Inhiber le cancer de la prostate sans perturber les processus physiologiques habituels
Des chercheurs découvrent comment une enzyme facultative gouverne la croissance tumorale
Une kinase est une sorte d'enzyme que le corps utilise pour réguler les fonctions des protéines nécessaires à la croissance et à la maintenance cellulaires. Des chercheurs viennent de découvrir qu'une certaine kinase en particulier joue un rôle clé dans la progression du cancer de la prostate. « On la nomme 'Mnk' et, bien qu'elle ne semble pas essentielle au maintien des cellules normales, elle est importante pour la croissance du cancer », a déclaré le professeur Luc Furic, chercheur postdoctoral au sein de l'équipe du professeur Nahum Sonenberg au Centre de recherche sur le cancer Goodman et au Département de biochimie de l'Université McGill.
Il s'agit d'une découverte importante parce que les processus chimiques corporels sont hautement complexes et interconnectés. Par conséquent, le fait de cibler une cause du cancer touche les fonctions corporelles normales. Une part importante de la recherche sur le cancer consiste donc à découvrir les processus qu'il est possible d'inhiber ou de stopper sans causer de dommages aux tissus sains.

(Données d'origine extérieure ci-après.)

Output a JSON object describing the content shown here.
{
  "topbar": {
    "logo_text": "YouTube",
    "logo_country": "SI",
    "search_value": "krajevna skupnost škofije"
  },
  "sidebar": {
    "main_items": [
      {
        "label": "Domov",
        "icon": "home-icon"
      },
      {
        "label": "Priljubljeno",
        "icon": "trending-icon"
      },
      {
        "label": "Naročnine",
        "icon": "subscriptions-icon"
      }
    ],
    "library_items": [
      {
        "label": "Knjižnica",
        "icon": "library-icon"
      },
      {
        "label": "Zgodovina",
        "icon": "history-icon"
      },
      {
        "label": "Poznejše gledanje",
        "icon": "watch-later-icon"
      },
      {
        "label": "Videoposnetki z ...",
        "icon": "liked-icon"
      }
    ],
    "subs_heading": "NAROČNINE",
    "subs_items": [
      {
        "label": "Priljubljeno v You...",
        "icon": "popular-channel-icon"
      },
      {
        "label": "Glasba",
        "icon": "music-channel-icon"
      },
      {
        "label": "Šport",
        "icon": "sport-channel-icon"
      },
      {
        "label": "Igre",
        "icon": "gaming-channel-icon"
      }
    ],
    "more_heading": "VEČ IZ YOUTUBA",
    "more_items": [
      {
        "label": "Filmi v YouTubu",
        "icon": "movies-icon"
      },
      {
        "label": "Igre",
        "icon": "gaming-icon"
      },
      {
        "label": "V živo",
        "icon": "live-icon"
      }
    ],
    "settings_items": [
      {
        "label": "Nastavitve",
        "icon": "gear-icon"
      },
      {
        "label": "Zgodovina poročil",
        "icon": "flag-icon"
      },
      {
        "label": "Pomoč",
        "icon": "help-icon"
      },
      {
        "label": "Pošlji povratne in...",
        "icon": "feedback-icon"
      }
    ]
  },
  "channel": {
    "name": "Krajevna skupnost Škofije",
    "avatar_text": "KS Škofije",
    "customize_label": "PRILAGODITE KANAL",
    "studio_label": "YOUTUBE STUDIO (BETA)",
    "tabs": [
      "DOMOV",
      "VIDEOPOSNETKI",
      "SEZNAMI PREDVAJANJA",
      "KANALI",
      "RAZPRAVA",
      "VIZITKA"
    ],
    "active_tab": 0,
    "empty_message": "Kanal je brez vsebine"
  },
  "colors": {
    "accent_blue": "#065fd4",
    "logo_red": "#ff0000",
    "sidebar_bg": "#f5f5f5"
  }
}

On appelle phosphorylation le processus chimique utilisé par la Mnk, et ce processus active ou désactive les protéines corporelles, contrôlant ainsi les mécanismes qui peuvent causer la maladie. Dans ce cas-ci, la Mnk travaille avec une protéine appelée elF4E pour synthétiser les protéines cellulaires.
Des chercheurs du Centre de recherche du Centre hospitalier de l'Université de Montréal (CRCHUM), de l'Université de Montréal et de l'Université McGill ont modifié génétiquement des souris en leur retirant un gène - le gène PTEN - afin qu'elles puissent bloquer le processus de phosphorylation de cette protéine. L'équipe a découvert que ces souris devenaient ainsi résistantes à la croissance du cancer de la prostate. « Le gène PTEN et sa protéine agissent comme un suppresseur tumoral », a expliqué le docteur Fred Saad, chercheur au CRCHUM et au Département de chirurgie de l'Université de Montréal. « En retirant ce gène de la prostate de la souris, nous pouvons étudier l'effet de la protéine elF4E sur la croissance cellulaire. »
Cette recherche aura un impact sur l'humain puisque, dans les cas de cancer de la prostate humaine, la PTEN est fréquemment modifiée. Des études sur des patients cancéreux ont confirmé le rôle de l'elF4E. Il reste à découvrir un inhibiteur pharmacologique spécifique et sélectif des Mnk, car même si des inhibiteurs sont utilisés à des fins de recherche, ils ne sont pas hautement spécifiques à cette kinase.
Publiée dans Proceedings of the National Academy of Science, ce projet de recherche a été financé par l'Institut de recherche de la Société canadienne du cancer, les Instituts de recherche en santé du Canada, la Fondation Knut et Alice Wallenberg et le Fonds de la recherche en santé du Québec.